(LifeSiteNews) — Nicaragua’s communist dictatorship released dozens of political prisoners at the demand of the U.S. shortly after the capture of former Venezuelan president Nicolás Maduro.
On January 10, the government of President Daniel Ortega announced the release of “dozens of people” imprisoned for political reasons. The U.S. had put pressure on the regime to release the prisoners, coinciding with the 19th anniversary of Ortega and his wife, Rosario Murillo, becoming co-presidents of the country.
“Today, the brutal Murillo-Ortega dictatorship ‘celebrates’ 19 years of what should have been a five-year democratic term. Nicaraguans voted for a president in 2006, not for an illegitimate, lifelong dynasty. Rewriting the constitution and crushing dissent will not erase the aspirations of Nicaraguans to live free from tyranny,” the U.S. State Department’s Bureau of Western Hemisphere Affairs stated on X.
According to ACI Prensa, the government of Nicaragua did not provide any details about the released prisoners. However, the Spanish EFE news agency confirmed the release of seven opposition figures and their families, while the newspaper Le Prensa reported, citing a local media outlet, that at least 30 political prisoners were released.
“What happened in Venezuela has unleashed fear in the tyrannical government and hope in the people,” the former Nicaraguan ambassador to the Organization of American States, Arturo McFields Yescas, told ACI Prensa.
“It is interesting that a simple statement from the American embassy led to the release of … the prisoners in Nicaragua. This means that a little pressure from the United States can produce a lot of change,” the former diplomat noted.
The U.S. embassy in Nicaragua wrote the following on X on January 9: “Venezuela took an important step toward peace by releasing a large number of political prisoners. In Nicaragua, more than 60 people remain unjustly detained or missing, including pastors, religious workers, the sick, and the elderly. Peace is only possible with freedom!”
The embassy added a Spanish translation of President Donald Trump’s Truth Social post in which he spoke of the release of “a large number of political prisoners as a sign of ‘seeking peace’” in Venezuela.
McFields said that among the citizens of Nicaragua, “there is a quiet hope that the dictators can fall at any moment. The timing is uncertain, but there is a certainty that they can fall. Before this, talking about the fall of a dictator was utopia, it was madness. But not anymore, now it’s a reality.”

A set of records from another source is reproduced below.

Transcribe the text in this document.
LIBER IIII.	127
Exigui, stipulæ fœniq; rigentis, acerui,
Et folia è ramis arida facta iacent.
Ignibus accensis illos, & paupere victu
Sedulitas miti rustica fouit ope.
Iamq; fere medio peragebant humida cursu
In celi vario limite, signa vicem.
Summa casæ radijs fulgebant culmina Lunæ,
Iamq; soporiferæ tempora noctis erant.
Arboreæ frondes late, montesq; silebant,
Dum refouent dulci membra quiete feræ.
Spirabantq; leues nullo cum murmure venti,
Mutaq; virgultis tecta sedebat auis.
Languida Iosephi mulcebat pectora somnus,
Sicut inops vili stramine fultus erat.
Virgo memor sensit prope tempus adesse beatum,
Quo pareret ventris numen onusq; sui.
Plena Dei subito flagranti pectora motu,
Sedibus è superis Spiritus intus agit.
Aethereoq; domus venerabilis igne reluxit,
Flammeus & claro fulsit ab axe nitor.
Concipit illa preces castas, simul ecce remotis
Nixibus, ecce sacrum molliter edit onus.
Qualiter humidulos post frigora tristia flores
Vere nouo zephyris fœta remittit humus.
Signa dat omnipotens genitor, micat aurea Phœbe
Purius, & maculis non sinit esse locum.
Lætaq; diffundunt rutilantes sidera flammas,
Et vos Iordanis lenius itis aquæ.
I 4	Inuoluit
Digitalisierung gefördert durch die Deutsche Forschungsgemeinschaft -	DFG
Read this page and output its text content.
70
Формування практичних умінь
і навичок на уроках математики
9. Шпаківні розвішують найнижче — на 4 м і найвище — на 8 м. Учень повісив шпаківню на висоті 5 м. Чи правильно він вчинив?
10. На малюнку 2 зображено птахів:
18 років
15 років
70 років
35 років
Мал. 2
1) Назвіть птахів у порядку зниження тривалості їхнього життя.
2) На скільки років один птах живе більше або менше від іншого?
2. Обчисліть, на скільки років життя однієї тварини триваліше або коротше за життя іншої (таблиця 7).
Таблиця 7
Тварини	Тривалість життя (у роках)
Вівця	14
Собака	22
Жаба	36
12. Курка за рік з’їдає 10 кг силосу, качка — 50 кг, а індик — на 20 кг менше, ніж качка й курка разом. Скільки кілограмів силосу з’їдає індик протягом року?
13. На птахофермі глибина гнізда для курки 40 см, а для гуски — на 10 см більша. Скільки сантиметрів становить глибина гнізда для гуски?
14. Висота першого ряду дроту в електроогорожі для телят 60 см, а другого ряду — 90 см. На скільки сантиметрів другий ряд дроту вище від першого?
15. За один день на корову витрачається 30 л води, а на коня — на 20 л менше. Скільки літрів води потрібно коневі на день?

“The dictatorship,” McFields continued, is reeling from the images “of Maduro, the all-powerful leader, arrested and humiliated. And those images have deeply affected the regime. The fear is so great that, although they have expressed solidarity with Maduro, they haven’t mentioned President Trump at any point.”
The former diplomat stated that “Ortega has been in power illegally for 19 years, [a period of] illegality and brutality, religious persecution, confiscation of churches, harassment of the church, destruction and desecration of churches – a horrendous situation that has been experienced in Nicaragua, but what happened today fills us with immense, immeasurable joy.”
The Oretga regime has been persecuting the Catholic Church relentlessly over the past decades. The government has unjustly arrested priests, expelled religious congregations, and shut down Catholic radio stations, among other criminal acts against Catholics.